Mode-locked oscillators with polarization control are typically sensitive to movement and environmental perturbations like temperature fluctuations and vibration. Thermal stabilization and vibration isolation can help to minimize the fluctuations in optical output power level and deviation of M. While phase-locking electronics may be complex and costly with two laser systems, single multiplexed oscillator ASOPS-THz-TDS might only require stabilizing one degree of freedom for high resolution performance, especially when using an external trigger.

Both the terahertz emitter and the detector have better performance under higher-power optical illumination46,47. Therefore, adding another amplification stage to the laser would help to increase the dynamic range and operation bandwidth of the ASOPS-THz-TDS system. Moreover, the terahertz detector used in this experiment is designed to operate at a 780-nm wavelength. Second harmonic generation is achieved with 40% conversion efficiency by using a PPLN crystal. The performance of the system would improve with a terahertz detector operating at the laser wavelength while offering similar performance.

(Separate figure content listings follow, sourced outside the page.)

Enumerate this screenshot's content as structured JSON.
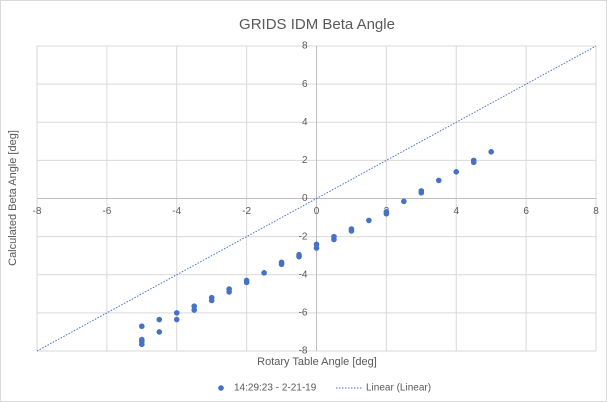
{
  "chart_data": {
    "type": "scatter",
    "title": "GRIDS IDM Beta Angle",
    "xlabel": "Rotary Table Angle [deg]",
    "ylabel": "Calculated Beta Angle [deg]",
    "xlim": [
      -8,
      8
    ],
    "ylim": [
      -8,
      8
    ],
    "xticks": [
      -8,
      -6,
      -4,
      -2,
      0,
      2,
      4,
      6,
      8
    ],
    "yticks": [
      -8,
      -6,
      -4,
      -2,
      0,
      2,
      4,
      6,
      8
    ],
    "grid": true,
    "legend": "bottom",
    "series": [
      {
        "name": "14:29:23 - 2-21-19",
        "color": "#4472c4",
        "x": [
          -5,
          -5,
          -5,
          -5,
          -4.5,
          -4.5,
          -4,
          -4,
          -3.5,
          -3.5,
          -3,
          -3,
          -2.5,
          -2.5,
          -2,
          -2,
          -1.5,
          -1,
          -1,
          -0.5,
          -0.5,
          0,
          0,
          0.5,
          0.5,
          1,
          1,
          1.5,
          2,
          2,
          2.5,
          3,
          3,
          3.5,
          4,
          4.5,
          4.5,
          5
        ],
        "values": [
          -6.7,
          -7.4,
          -7.5,
          -7.65,
          -6.35,
          -7.0,
          -6.0,
          -6.35,
          -5.65,
          -5.85,
          -5.2,
          -5.35,
          -4.75,
          -4.9,
          -4.3,
          -4.4,
          -3.9,
          -3.35,
          -3.45,
          -2.95,
          -3.05,
          -2.4,
          -2.6,
          -2.0,
          -2.15,
          -1.6,
          -1.7,
          -1.15,
          -0.7,
          -0.8,
          -0.15,
          0.4,
          0.3,
          0.95,
          1.4,
          2.0,
          1.9,
          2.45
        ]
      },
      {
        "name": "Linear (Linear)",
        "color": "#4472c4",
        "style": "dotted",
        "x": [
          -8,
          8
        ],
        "values": [
          -8,
          8
        ]
      }
    ]
  }
}
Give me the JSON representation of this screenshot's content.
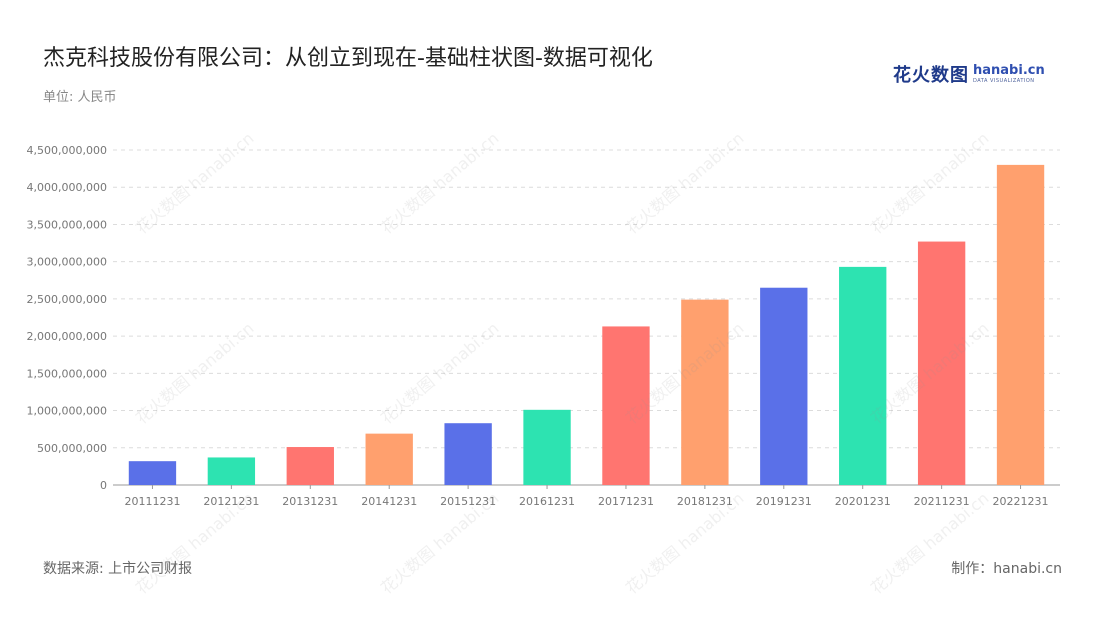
{
  "title": "杰克科技股份有限公司：从创立到现在-基础柱状图-数据可视化",
  "unit": "单位: 人民币",
  "source": "数据来源: 上市公司财报",
  "credit": "制作：hanabi.cn",
  "logo": {
    "cn": "花火数图",
    "en": "hanabi.cn",
    "sub": "DATA VISUALIZATION"
  },
  "watermark": "花火数图 hanabi.cn",
  "chart_data": {
    "type": "bar",
    "categories": [
      "20111231",
      "20121231",
      "20131231",
      "20141231",
      "20151231",
      "20161231",
      "20171231",
      "20181231",
      "20191231",
      "20201231",
      "20211231",
      "20221231"
    ],
    "values": [
      320000000,
      370000000,
      510000000,
      690000000,
      830000000,
      1010000000,
      2130000000,
      2490000000,
      2650000000,
      2930000000,
      3270000000,
      4300000000
    ],
    "colors": [
      "#5a70e8",
      "#2de3b1",
      "#ff7570",
      "#ffa06e",
      "#5a70e8",
      "#2de3b1",
      "#ff7570",
      "#ffa06e",
      "#5a70e8",
      "#2de3b1",
      "#ff7570",
      "#ffa06e"
    ],
    "ylim": [
      0,
      4500000000
    ],
    "yticks": [
      0,
      500000000,
      1000000000,
      1500000000,
      2000000000,
      2500000000,
      3000000000,
      3500000000,
      4000000000,
      4500000000
    ],
    "ytick_labels": [
      "0",
      "500,000,000",
      "1,000,000,000",
      "1,500,000,000",
      "2,000,000,000",
      "2,500,000,000",
      "3,000,000,000",
      "3,500,000,000",
      "4,000,000,000",
      "4,500,000,000"
    ],
    "grid": true,
    "xlabel": "",
    "ylabel": ""
  }
}
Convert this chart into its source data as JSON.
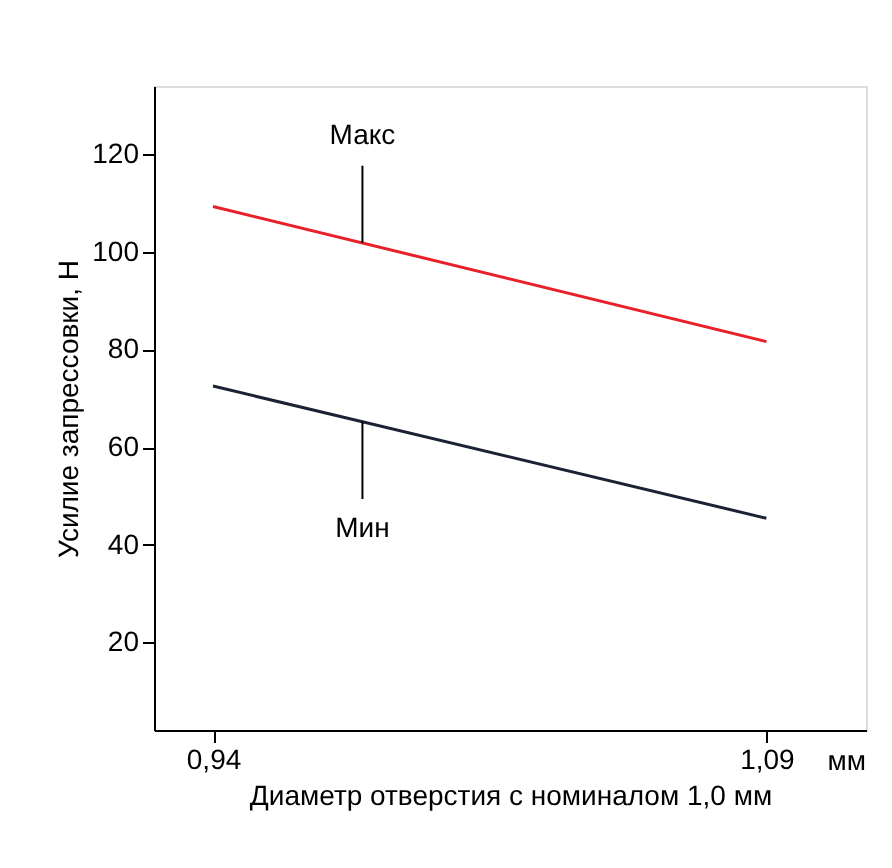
{
  "chart_data": {
    "type": "line",
    "xlabel": "Диаметр отверстия с номиналом 1,0 мм",
    "ylabel": "Усилие запрессовки, Н",
    "x": [
      0.94,
      1.09
    ],
    "series": [
      {
        "name": "Макс",
        "color": "#e8202a",
        "values": [
          109.3,
          81.6
        ]
      },
      {
        "name": "Мин",
        "color": "#1a2233",
        "values": [
          72.5,
          45.4
        ]
      }
    ],
    "xlim": [
      0.924,
      1.117
    ],
    "ylim": [
      2,
      134
    ],
    "xticks": [
      {
        "value": 0.94,
        "label": "0,94"
      },
      {
        "value": 1.09,
        "label": "1,09"
      }
    ],
    "yticks": [
      20,
      40,
      60,
      80,
      100,
      120
    ],
    "annotations": [
      "мм"
    ],
    "grid": false,
    "line_style": "solid"
  }
}
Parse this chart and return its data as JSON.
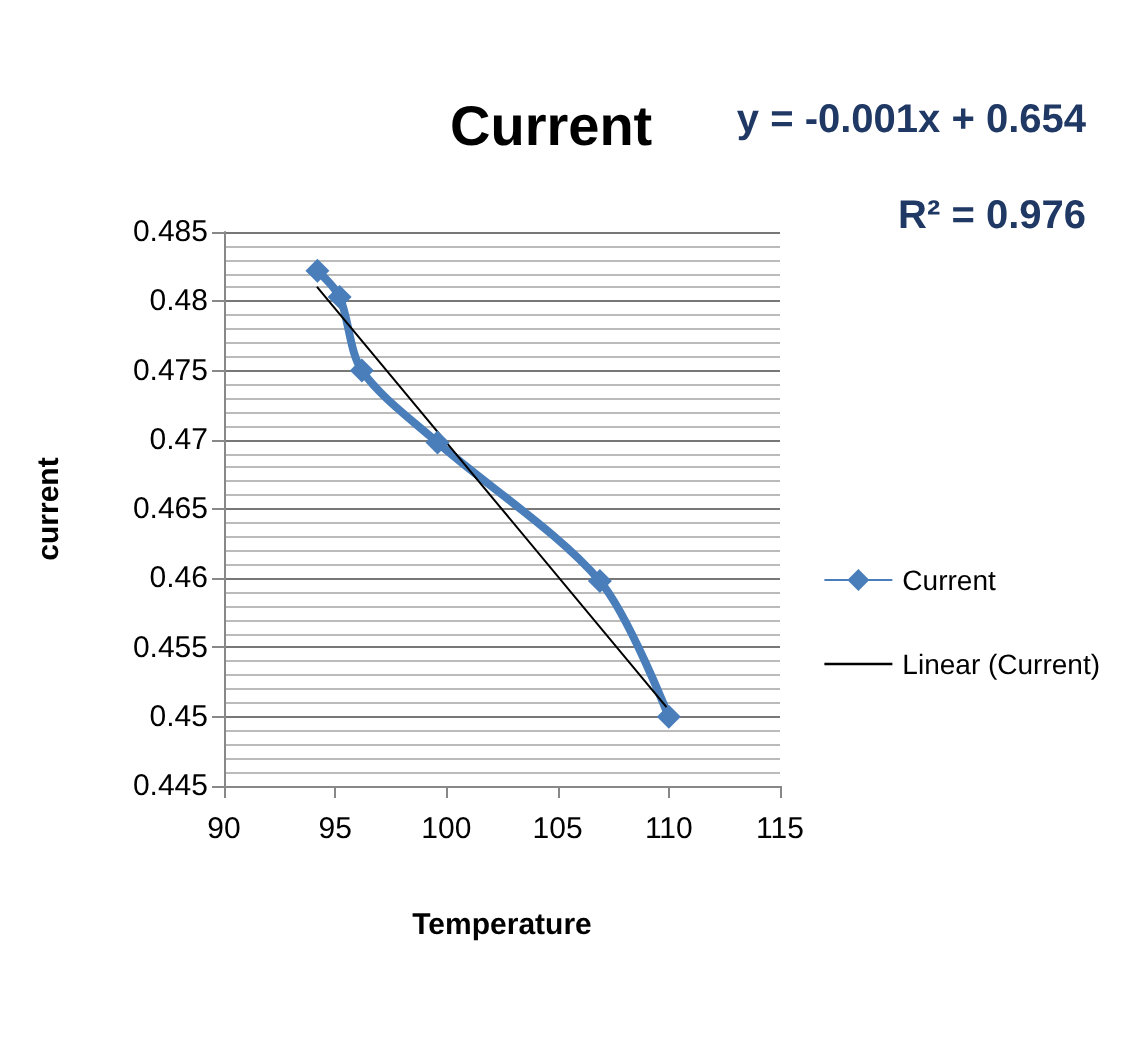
{
  "chart_data": {
    "type": "line",
    "title": "Current",
    "xlabel": "Temperature",
    "ylabel": "current",
    "annotations": [
      "y = -0.001x + 0.654",
      "R² = 0.976"
    ],
    "series": [
      {
        "name": "Current",
        "color": "#4a7ebb",
        "x": [
          94.2,
          95.2,
          96.2,
          99.6,
          106.9,
          110.0
        ],
        "values": [
          0.4822,
          0.4803,
          0.475,
          0.4698,
          0.4598,
          0.45
        ],
        "marker": "diamond"
      },
      {
        "name": "Linear (Current)",
        "color": "#000000",
        "x": [
          94.2,
          110.0
        ],
        "values": [
          0.481,
          0.4505
        ],
        "marker": "none"
      }
    ],
    "xlim": [
      90,
      115
    ],
    "xticks": [
      90,
      95,
      100,
      105,
      110,
      115
    ],
    "ylim": [
      0.445,
      0.485
    ],
    "yticks": [
      0.445,
      0.45,
      0.455,
      0.46,
      0.465,
      0.47,
      0.475,
      0.48,
      0.485
    ],
    "grid": "y",
    "legend": "right",
    "line_style": "solid"
  }
}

Self-triggered ASOPS-THz-TDS has been demonstrated with a single bidirectional mode-locked fiber laser and plasmonics-enhanced photoconductive nanoantennas. Terahertz spectra over a 0.1–2 THz frequency range with more than a 70 dB dynamic range are resolved for a 30-second measurement time, revealing water absorption lines matching the HITRAN database, through a light-weight and compact spectroscopy setup.